Türkiye Madenciler Derneği (TMD) Başkanı Mehmet Yılmaz da Türkiye’nin doğal taş rezerv çeşitliliğinde dünyanın sayılı ülkelerinden biri olduğuna dikkati çekerek, “Metalik madenlerde çok büyük potansiyelimiz var. Boru anlatmaya gerek yok, dünyada en yüksek potansiyel, artı rezerve sahibiz. Yalnızca bilinen altın yataklarımız ki çok eski yapılan bir çalışmaya nazaran 6 bin 500 ton. Tahminen bunu bugün güncellesek 10 bin tonlardan bahsedeceğiz.” tabirlerini kullandı.
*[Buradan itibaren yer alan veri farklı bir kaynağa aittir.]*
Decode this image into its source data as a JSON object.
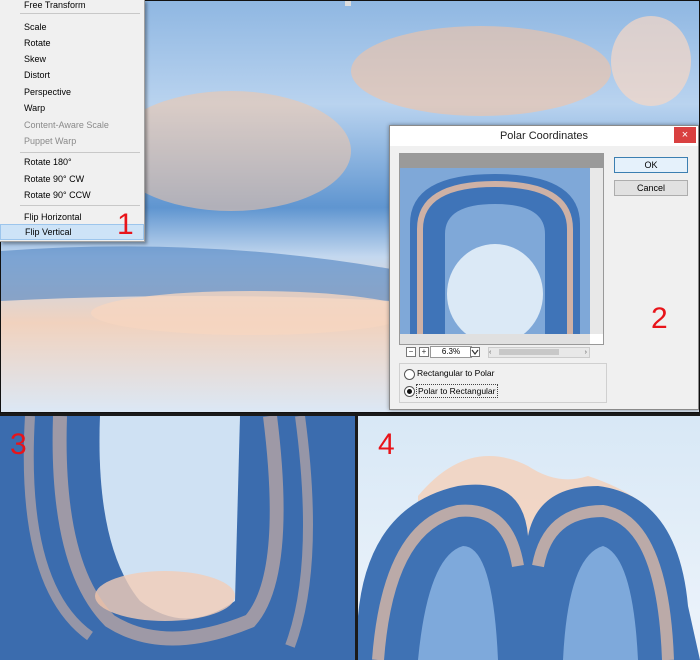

Yeşil dönüşüm kapsamında dünyada gelecek devirde en az 6 ila 9 kat daha fazla madencilik yapmak zorunda kalınacağını belirten Yılmaz, “2025’te planladığımız faaliyetlerimizle kritik madenler konusunda da çok faal rol almak üzere üstümüze düşene hazır olduğumuzu söz etmek istiyorum. Zira küresel güç noktasında da dünyada kritik bir oyuncu olmak durumundayız. Zira bulunduğumuz nokta çok kilit bir nokta. Dünyada var olan 90 çeşit mineralin 70 çeşidini bu topraklarda bulabiliyor ve üretebiliyoruz.” diye konuştu.
Açılış konuşmalarının akabinde, bu yıl birinci defa düzenlenen Sorumlu Madencilik Yarışı kapsamında üç kategoride 9 şirkete ödül verildi. Ayrıyeten, Maden Kurtarma Yarışması’na katılan 15 ekip kaptanına da mükafatları takdim edildi.